Le petit rat de retour. On ne quitte pas son travail pendant une crise économique mondiale. OK, ça, c’est l’histoire qu’on a écrite pour toi. Alors, dans ton histoire à toi, pourquoi ne pas partir ? Pourquoi pas ? Pourquoi pas ? Est-ce possible ? Oui. On se casse, on se barre, parce qu’on écrit sa propre histoire, originale. On prend son corps, on prend son cerveau, comme matériaux de base, et on en fait ce qu’on veut. Puisqu’on sait ce qui devrait, il suffit de partir ailleurs, il suffit d’être libre. Libre.
Tu vois les histoires, tu les as intégrés ? Ce sont devenus des structures autoritaires qui s’imposent à ton réel ? Détruis-les. Détruis les déterminismes. Tourne à gauche, là, juste quand l’histoire s’attend à une autre trajectoire. Change. Change. Quel orgueil ? Non. Le rat ne décide pas d’être un rat. Le rat, il décide de faire de son propre corps un pont pour laisser passer ses congénères. Le rat a tout compris, il a compris que la première matière à manipuler pour survivre, c’est soi. Rien ne sert de vouloir changer le monde, de taper sur les murs avec ses petits poings fragiles. Non, change-toi avant, change-toi pour faire de toi l’outil qui répond à la situation. Quand l’outil est forgé, comme un réflexe de compagnon, alors tu peux frapper le monde, et tu peux forger le monde. Ce n’est pas de l’imposture. Ce n’est pas de la manipulation.
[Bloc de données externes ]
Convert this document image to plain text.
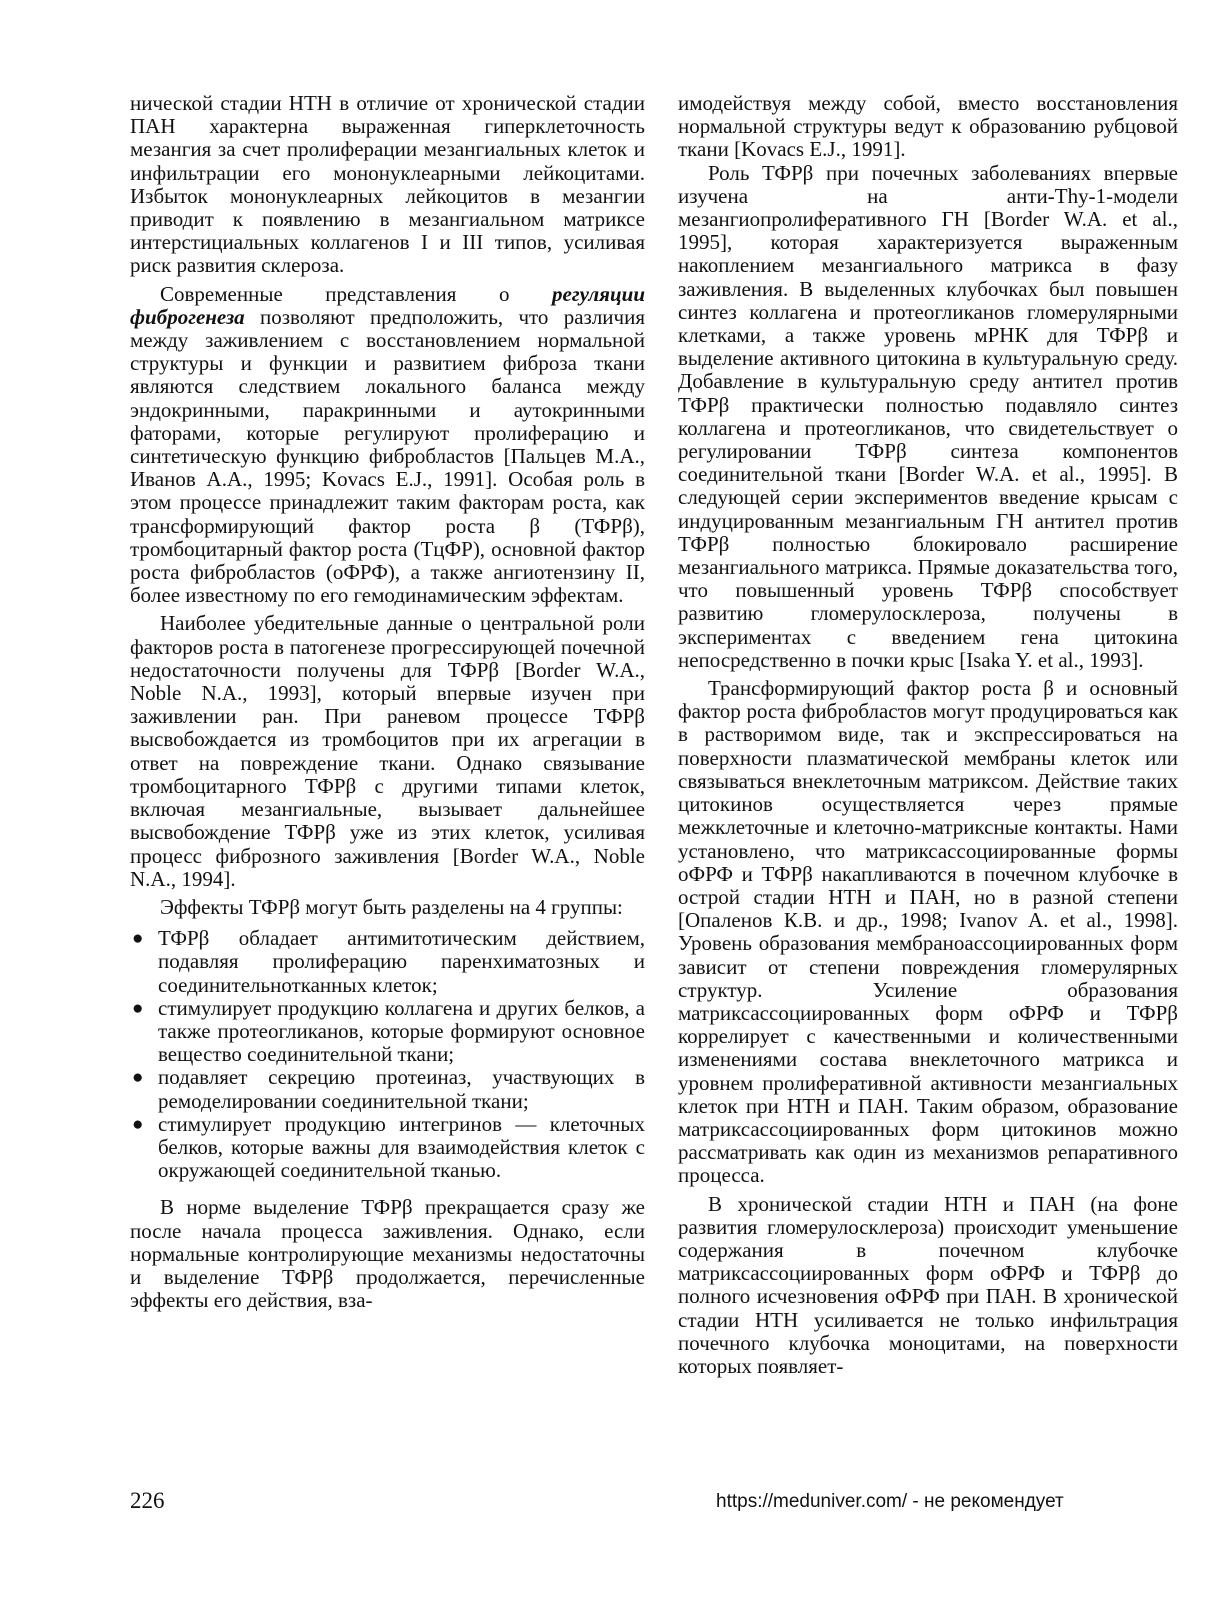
нической стадии НТН в отличие от хронической стадии ПАН характерна выраженная гиперклеточность мезангия за счет пролиферации мезангиальных клеток и инфильтрации его мононуклеарными лейкоцитами. Избыток мононуклеарных лейкоцитов в мезангии приводит к появлению в мезангиальном матриксе интерстициальных коллагенов I и III типов, усиливая риск развития склероза.

Современные представления о регуляции фиброгенеза позволяют предположить, что различия между заживлением с восстановлением нормальной структуры и функции и развитием фиброза ткани являются следствием локального баланса между эндокринными, паракринными и аутокринными фаторами, которые регулируют пролиферацию и синтетическую функцию фибробластов [Пальцев М.А., Иванов А.А., 1995; Kovacs E.J., 1991]. Особая роль в этом процессе принадлежит таким факторам роста, как трансформирующий фактор роста β (ТФРβ), тромбоцитарный фактор роста (ТцФР), основной фактор роста фибробластов (оФРФ), а также ангиотензину II, более известному по его гемодинамическим эффектам.

Наиболее убедительные данные о центральной роли факторов роста в патогенезе прогрессирующей почечной недостаточности получены для ТФРβ [Border W.A., Noble N.A., 1993], который впервые изучен при заживлении ран. При раневом процессе ТФРβ высвобождается из тромбоцитов при их агрегации в ответ на повреждение ткани. Однако связывание тромбоцитарного ТФРβ с другими типами клеток, включая мезангиальные, вызывает дальнейшее высвобождение ТФРβ уже из этих клеток, усиливая процесс фиброзного заживления [Border W.A., Noble N.A., 1994].

Эффекты ТФРβ могут быть разделены на 4 группы:

● ТФРβ обладает антимитотическим действием, подавляя пролиферацию паренхиматозных и соединительнотканных клеток;
● стимулирует продукцию коллагена и других белков, а также протеогликанов, которые формируют основное вещество соединительной ткани;
● подавляет секрецию протеиназ, участвующих в ремоделировании соединительной ткани;
● стимулирует продукцию интегринов — клеточных белков, которые важны для взаимодействия клеток с окружающей соединительной тканью.

В норме выделение ТФРβ прекращается сразу же после начала процесса заживления. Однако, если нормальные контролирующие механизмы недостаточны и выделение ТФРβ продолжается, перечисленные эффекты его действия, вза-

имодействуя между собой, вместо восстановления нормальной структуры ведут к образованию рубцовой ткани [Kovacs E.J., 1991].

Роль ТФРβ при почечных заболеваниях впервые изучена на анти-Thy-1-модели мезангиопролиферативного ГН [Border W.A. et al., 1995], которая характеризуется выраженным накоплением мезангиального матрикса в фазу заживления. В выделенных клубочках был повышен синтез коллагена и протеогликанов гломерулярными клетками, а также уровень мРНК для ТФРβ и выделение активного цитокина в культуральную среду. Добавление в культуральную среду антител против ТФРβ практически полностью подавляло синтез коллагена и протеогликанов, что свидетельствует о регулировании ТФРβ синтеза компонентов соединительной ткани [Border W.A. et al., 1995]. В следующей серии экспериментов введение крысам с индуцированным мезангиальным ГН антител против ТФРβ полностью блокировало расширение мезангиального матрикса. Прямые доказательства того, что повышенный уровень ТФРβ способствует развитию гломерулосклероза, получены в экспериментах с введением гена цитокина непосредственно в почки крыс [Isaka Y. et al., 1993].

Трансформирующий фактор роста β и основный фактор роста фибробластов могут продуцироваться как в растворимом виде, так и экспрессироваться на поверхности плазматической мембраны клеток или связываться внеклеточным матриксом. Действие таких цитокинов осуществляется через прямые межклеточные и клеточно-матриксные контакты. Нами установлено, что матриксассоциированные формы оФРФ и ТФРβ накапливаются в почечном клубочке в острой стадии НТН и ПАН, но в разной степени [Опаленов К.В. и др., 1998; Ivanov A. et al., 1998]. Уровень образования мембраноассоциированных форм зависит от степени повреждения гломерулярных структур. Усиление образования матриксассоциированных форм оФРФ и ТФРβ коррелирует с качественными и количественными изменениями состава внеклеточного матрикса и уровнем пролиферативной активности мезангиальных клеток при НТН и ПАН. Таким образом, образование матриксассоциированных форм цитокинов можно рассматривать как один из механизмов репаративного процесса.

В хронической стадии НТН и ПАН (на фоне развития гломерулосклероза) происходит уменьшение содержания в почечном клубочке матриксассоциированных форм оФРФ и ТФРβ до полного исчезновения оФРФ при ПАН. В хронической стадии НТН усиливается не только инфильтрация почечного клубочка моноцитами, на поверхности которых появляет-

226	https://meduniver.com/ - не рекомендует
Ce n’est pas malhonnête pour celui qui fonce tête baissée dans le scénario, qui passe le précipice que tu as comblé sans même te voir. C’est simplement de la survie. Et survivre, c’est rester, et rester, c’est jouir. Être au moins un rat, c’est être un humain, et pas une machine, et pas un fantôme dans l’invention de Morel.
Oui, au bout, mon instinct me sauvait toujours. Rien à voir avec le romantisme allemand. Rien à voir avec ces puceaux éplorés qui se calent dans un recoin, prostrés jusqu’à en crever. Mon premier chagrin d’amour, plus jamais. Non. Une pulsion vitale, mentale, qui refuse toujours l’inéluctable.